Any business receives three years EU protection for all aspects of a new design (excluding features dictated solely by technical function and must fit requirements) from the point of its first disclosure within the European Community. This will still apply, but of course, the UK will no longer be in the EU, and so a disclosure in the UK does not trigger the protection. If you disclose in the UK first, then you risk invalidating EU protection.

My advice is to try and disclose in Europe at the same time as the UK, or very quickly thereafter so that people in the business are not aware of the product in Europe before you disclose there.

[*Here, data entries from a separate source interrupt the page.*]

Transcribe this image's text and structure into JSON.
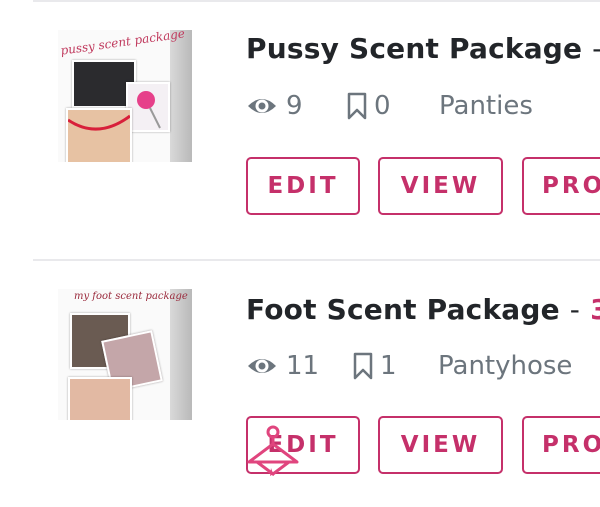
{
  "listings": [
    {
      "thumbnail_caption": "pussy scent package",
      "title": "Pussy Scent Package",
      "separator": "-",
      "price": "",
      "views_icon": "eye-icon",
      "views": "9",
      "bookmarks_icon": "bookmark-icon",
      "bookmarks": "0",
      "category": "Panties",
      "buttons": {
        "edit": "EDIT",
        "view": "VIEW",
        "promo": "PRO"
      }
    },
    {
      "thumbnail_caption": "my foot scent package",
      "title": "Foot Scent Package",
      "separator": "-",
      "price": "3",
      "views_icon": "eye-icon",
      "views": "11",
      "bookmarks_icon": "bookmark-icon",
      "bookmarks": "1",
      "category": "Pantyhose",
      "buttons": {
        "edit": "EDIT",
        "view": "VIEW",
        "promo": "PRO"
      }
    }
  ],
  "colors": {
    "accent": "#c5306a",
    "title_text": "#222529",
    "meta_text": "#6c757d",
    "divider": "#e9e9ec"
  }
}
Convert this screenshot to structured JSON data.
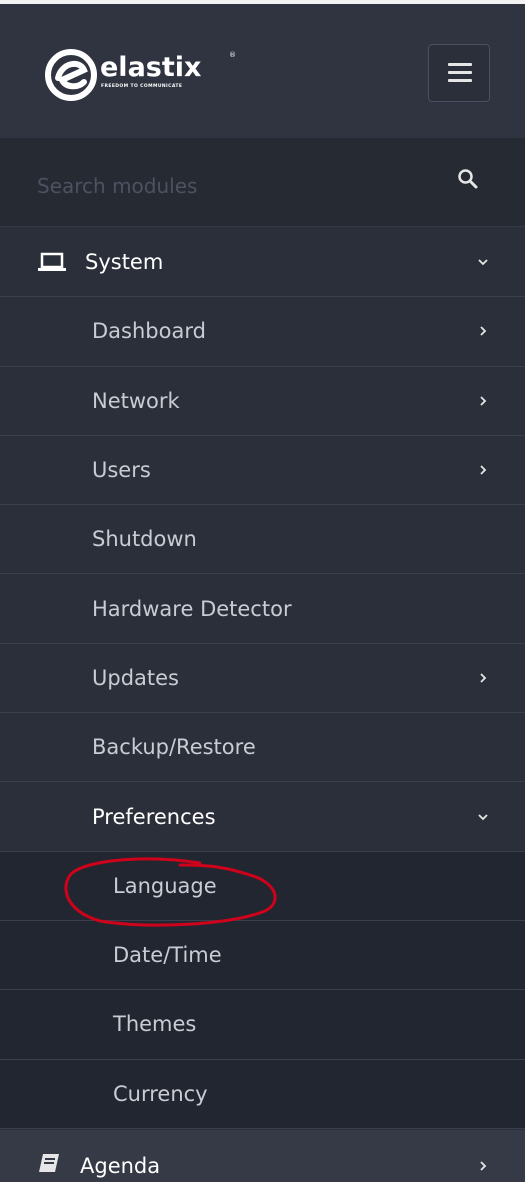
{
  "header": {
    "logo_text": "elastix",
    "logo_reg": "®",
    "logo_tagline": "FREEDOM TO COMMUNICATE",
    "menu_toggle_icon": "hamburger-icon"
  },
  "search": {
    "placeholder": "Search modules",
    "icon": "search-icon"
  },
  "menu": {
    "system": {
      "label": "System",
      "icon": "laptop-icon",
      "state": "expanded"
    },
    "sub": [
      {
        "label": "Dashboard",
        "chevron": "right"
      },
      {
        "label": "Network",
        "chevron": "right"
      },
      {
        "label": "Users",
        "chevron": "right"
      },
      {
        "label": "Shutdown",
        "chevron": ""
      },
      {
        "label": "Hardware Detector",
        "chevron": ""
      },
      {
        "label": "Updates",
        "chevron": "right"
      },
      {
        "label": "Backup/Restore",
        "chevron": ""
      },
      {
        "label": "Preferences",
        "chevron": "down"
      }
    ],
    "preferences_sub": [
      {
        "label": "Language"
      },
      {
        "label": "Date/Time"
      },
      {
        "label": "Themes"
      },
      {
        "label": "Currency"
      }
    ],
    "agenda": {
      "label": "Agenda",
      "icon": "book-icon",
      "chevron": "right"
    }
  },
  "annotation": {
    "color": "#d0021b",
    "target": "Language"
  }
}
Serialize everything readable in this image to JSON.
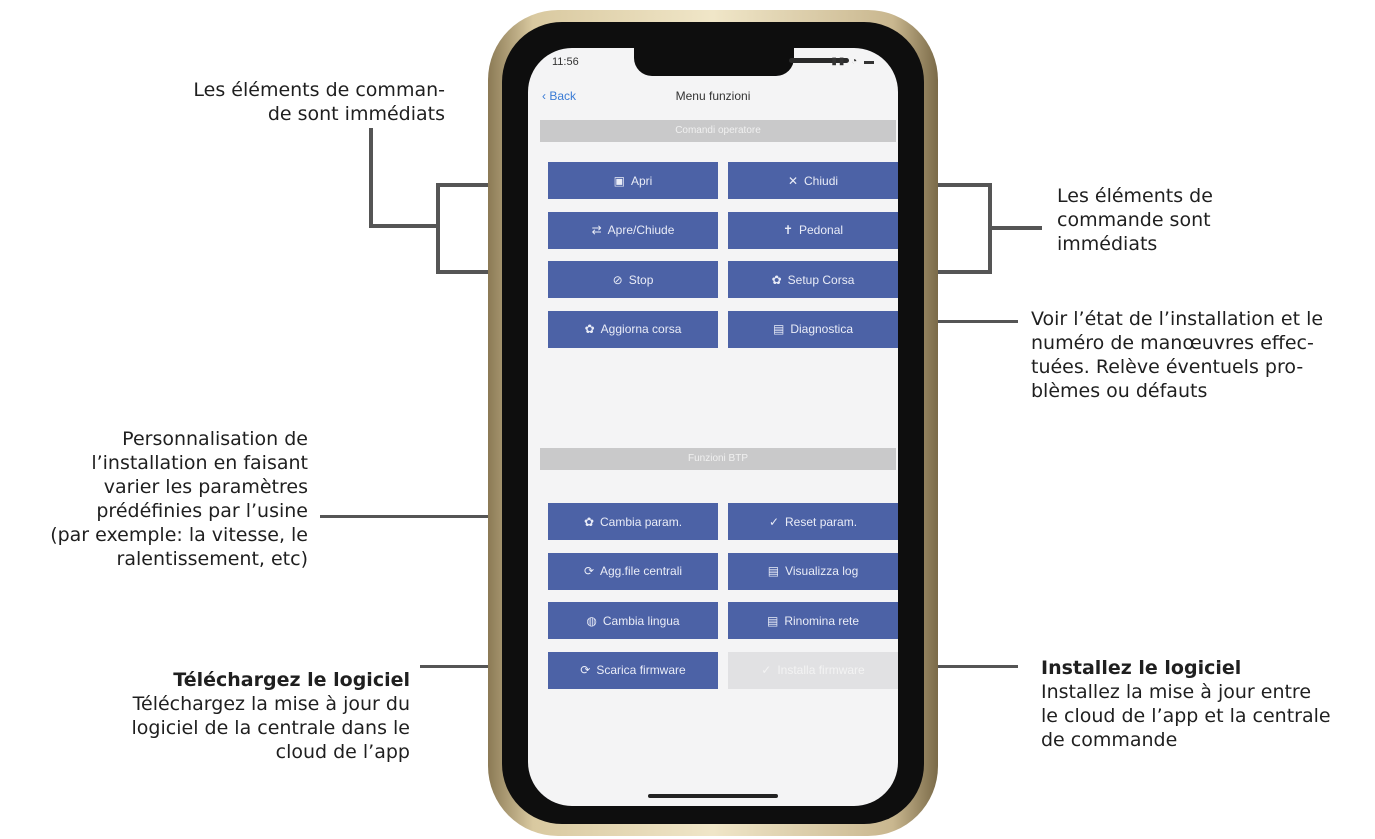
{
  "annotations": {
    "top_left": "Les éléments de comman-\nde sont immédiats",
    "top_right": "Les éléments de\ncommande sont\nimmédiats",
    "diagnostic": "Voir l’état de l’installation et le\nnuméro de manœuvres effec-\ntuées. Relève éventuels pro-\nblèmes ou défauts",
    "params": "Personnalisation de\nl’installation en faisant\nvarier les paramètres\nprédéfinies par l’usine\n(par exemple: la vitesse, le\nralentissement, etc)",
    "download_title": "Téléchargez le logiciel",
    "download_text": "Téléchargez la mise à jour du\nlogiciel de la centrale dans le\ncloud de l’app",
    "install_title": "Installez le logiciel",
    "install_text": "Installez la mise à jour entre\nle cloud de l’app et la centrale\nde commande"
  },
  "phone": {
    "status_time": "11:56",
    "status_icons": "▮▮ ◔ ▬",
    "back_label": "Back",
    "title": "Menu funzioni",
    "section1": "Comandi operatore",
    "section2": "Funzioni BTP",
    "buttons": [
      {
        "label": "Apri",
        "icon": "▣"
      },
      {
        "label": "Chiudi",
        "icon": "✕"
      },
      {
        "label": "Apre/Chiude",
        "icon": "⇄"
      },
      {
        "label": "Pedonal",
        "icon": "✝"
      },
      {
        "label": "Stop",
        "icon": "⊘"
      },
      {
        "label": "Setup Corsa",
        "icon": "✿"
      },
      {
        "label": "Aggiorna corsa",
        "icon": "✿"
      },
      {
        "label": "Diagnostica",
        "icon": "▤"
      },
      {
        "label": "Cambia param.",
        "icon": "✿"
      },
      {
        "label": "Reset param.",
        "icon": "✓"
      },
      {
        "label": "Agg.file centrali",
        "icon": "⟳"
      },
      {
        "label": "Visualizza log",
        "icon": "▤"
      },
      {
        "label": "Cambia lingua",
        "icon": "◍"
      },
      {
        "label": "Rinomina rete",
        "icon": "▤"
      },
      {
        "label": "Scarica firmware",
        "icon": "⟳"
      },
      {
        "label": "Installa firmware",
        "icon": "✓"
      }
    ]
  },
  "colors": {
    "button": "#4c62a6",
    "button_disabled": "#e1e1e3",
    "section": "#c9c9ca",
    "accent": "#3a7bd5"
  }
}
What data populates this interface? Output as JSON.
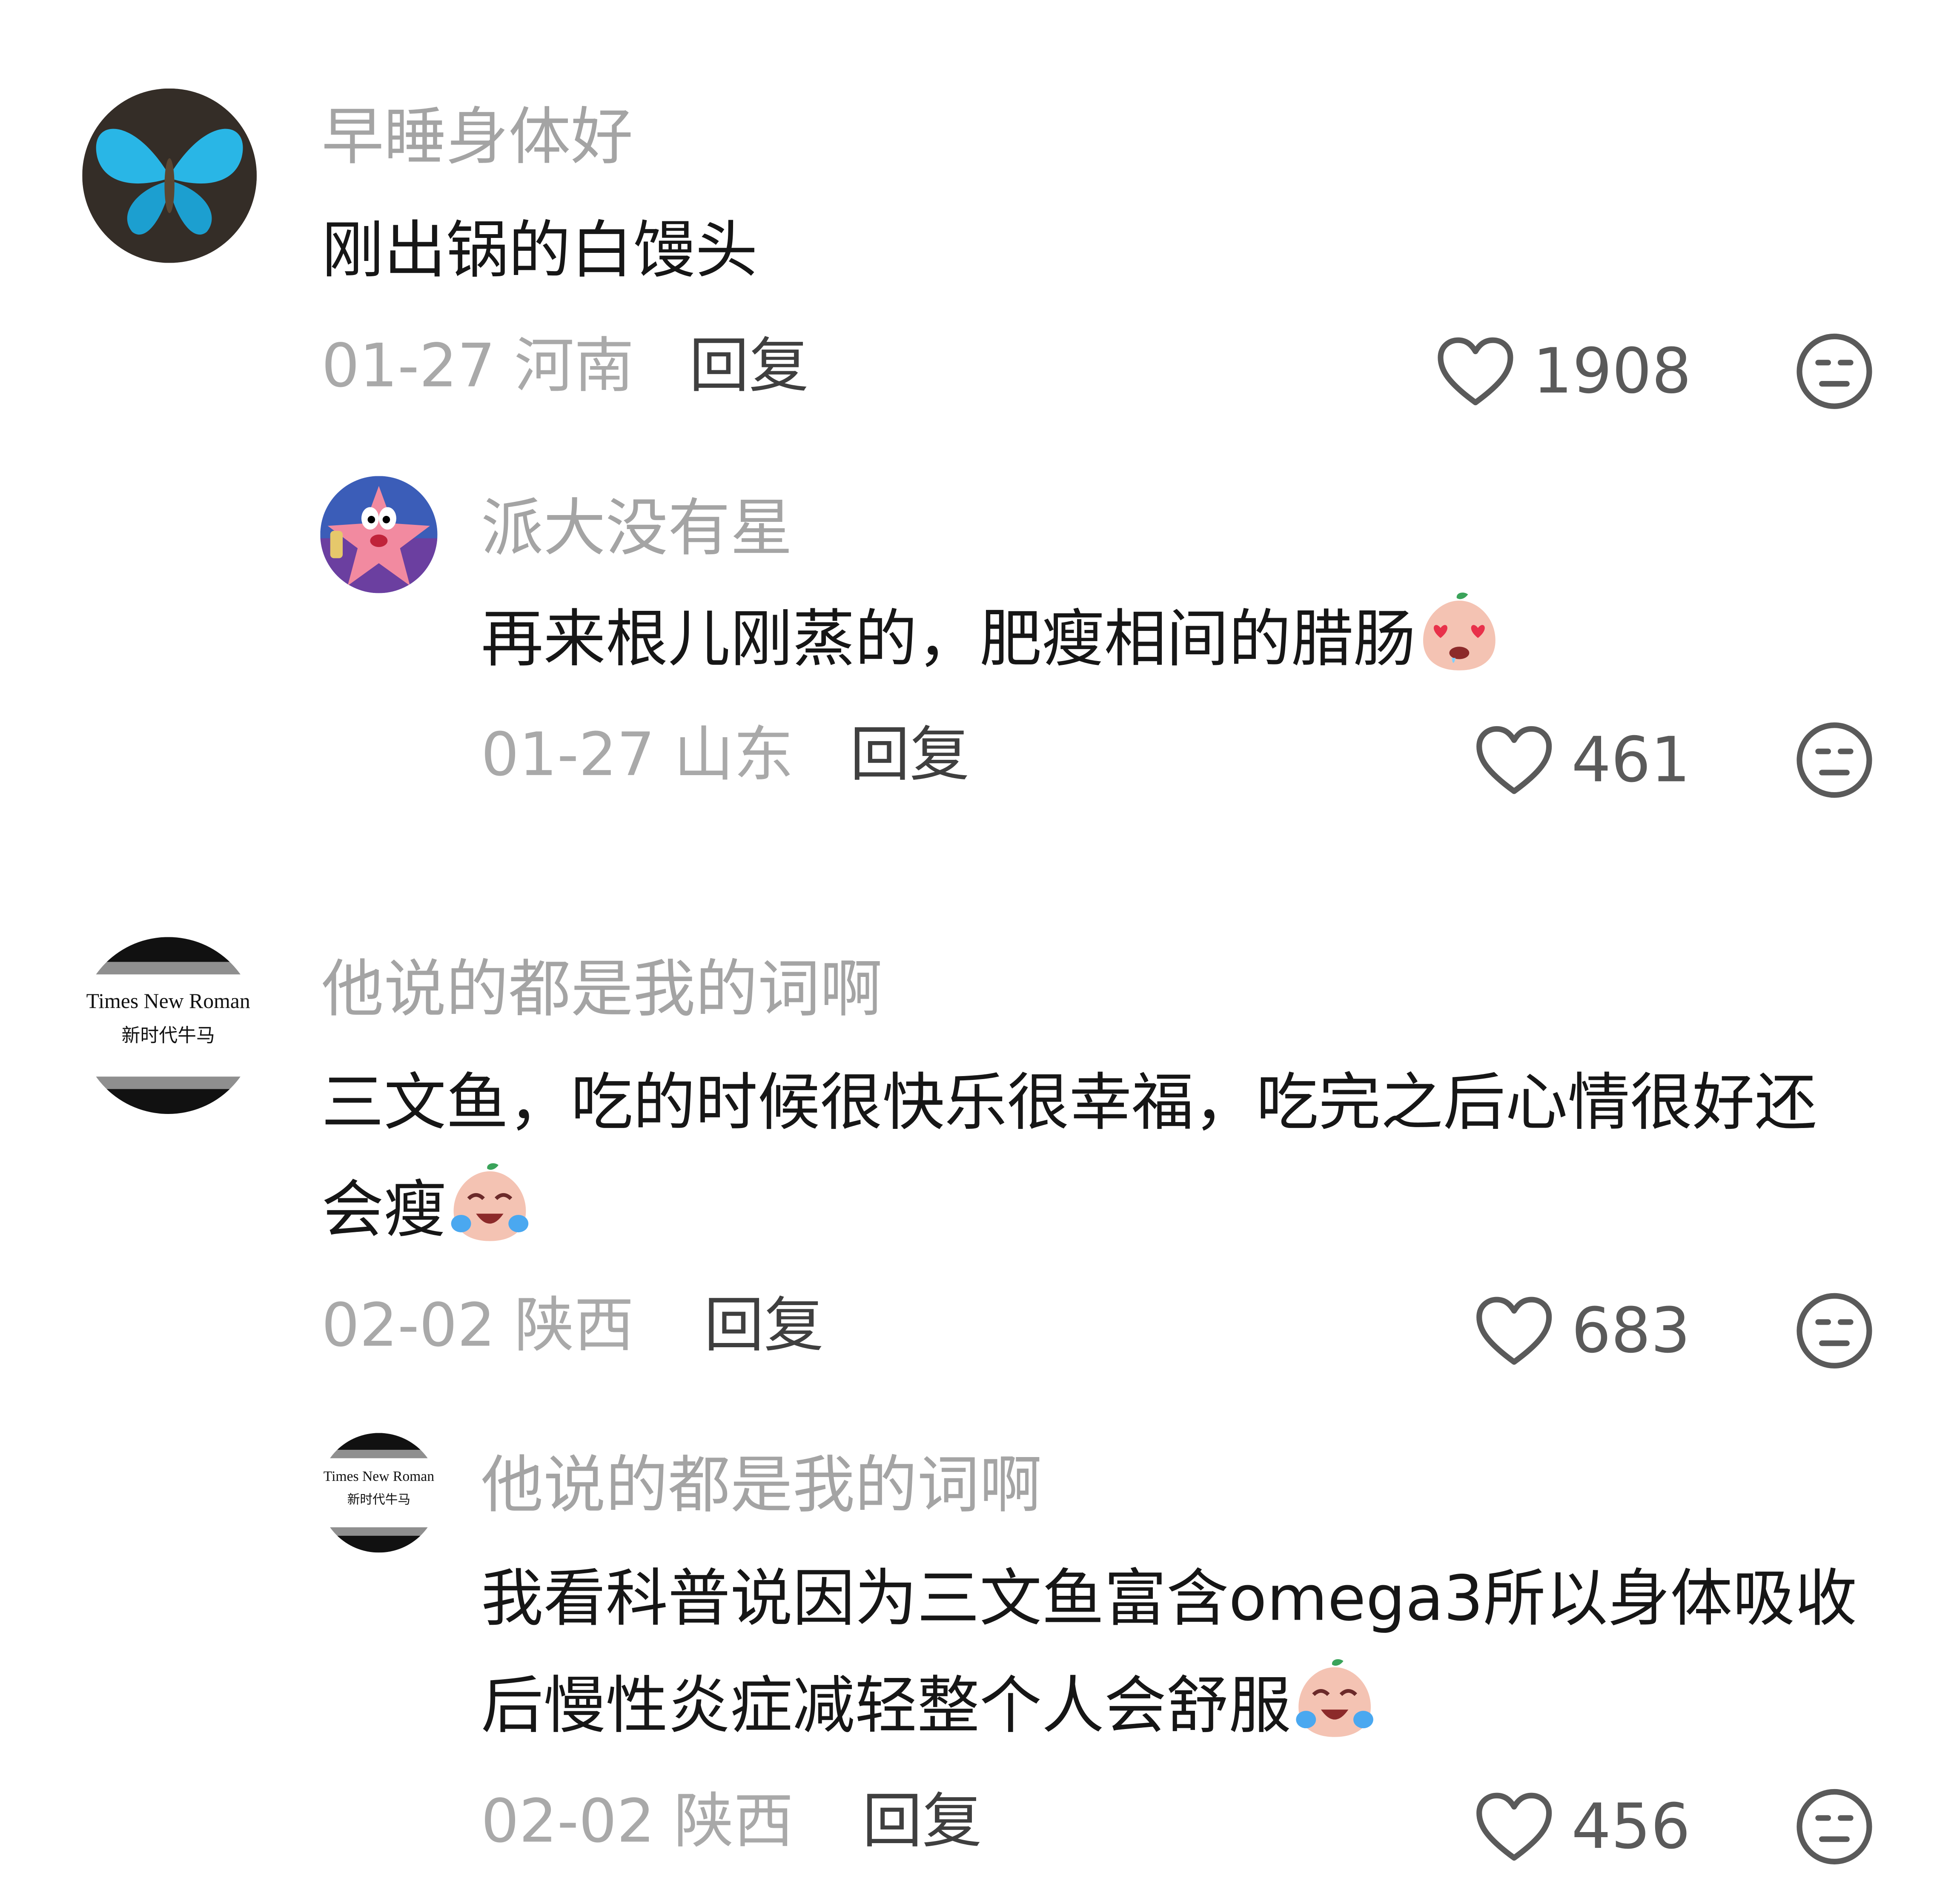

You should carefully consider how, when and where you first disclose your designs in order to establish unregistered protection in the UK and the EU. There will be transition provisions for EU design right already in force in the UK, allowing it to effectively continue until the end of the 3 year term.

EU domains

Unless you are an EU/EEA citizen, or your business has a real & effective place of business within the EU/EEA, then you should swiftly set up a new domain i.e. a ‘co.uk’ or a ‘.com’ prior to 31st December 2020, and migrate to this.

So, what does all this mean?

Well, in a nutshell, EU and UK trade mark and design protection will now be separate. There are some more complex rules for cases with ongoing proceedings, but after 31 December 2020, new European trademark and design rights will no longer cover the UK.

Moving forward, any existing European registrations will be automatically cloned in the UK (to create UK registrations) as EU registrations will cease to be covered in the UK.

Patents, however, will remain unaffected as they are covered by a separate treaty, which, hopefully, will not be repealed.

The newly cloned registrations will become your UK equivalent right and while this will be created freely and automatically there will be renewal fees in the future which will have to be paid separately and budgeted for.

So yes, there will be additional costs, but the cost to UK businesses should not be too great, because usually UK rights are created first, before filing overseas in Europe.  This may mean simply opting out of new cloned rights created in the UK.

When it comes to the automatically created unregistered design protection, you just need to be aware that a disclosure in the UK does not create pan EU protection anymore.

The UK must keep innovating

My message to business is to “keep going” with your strategy of development and protection to remain competitive and keep your foothold on the IP assets within your market.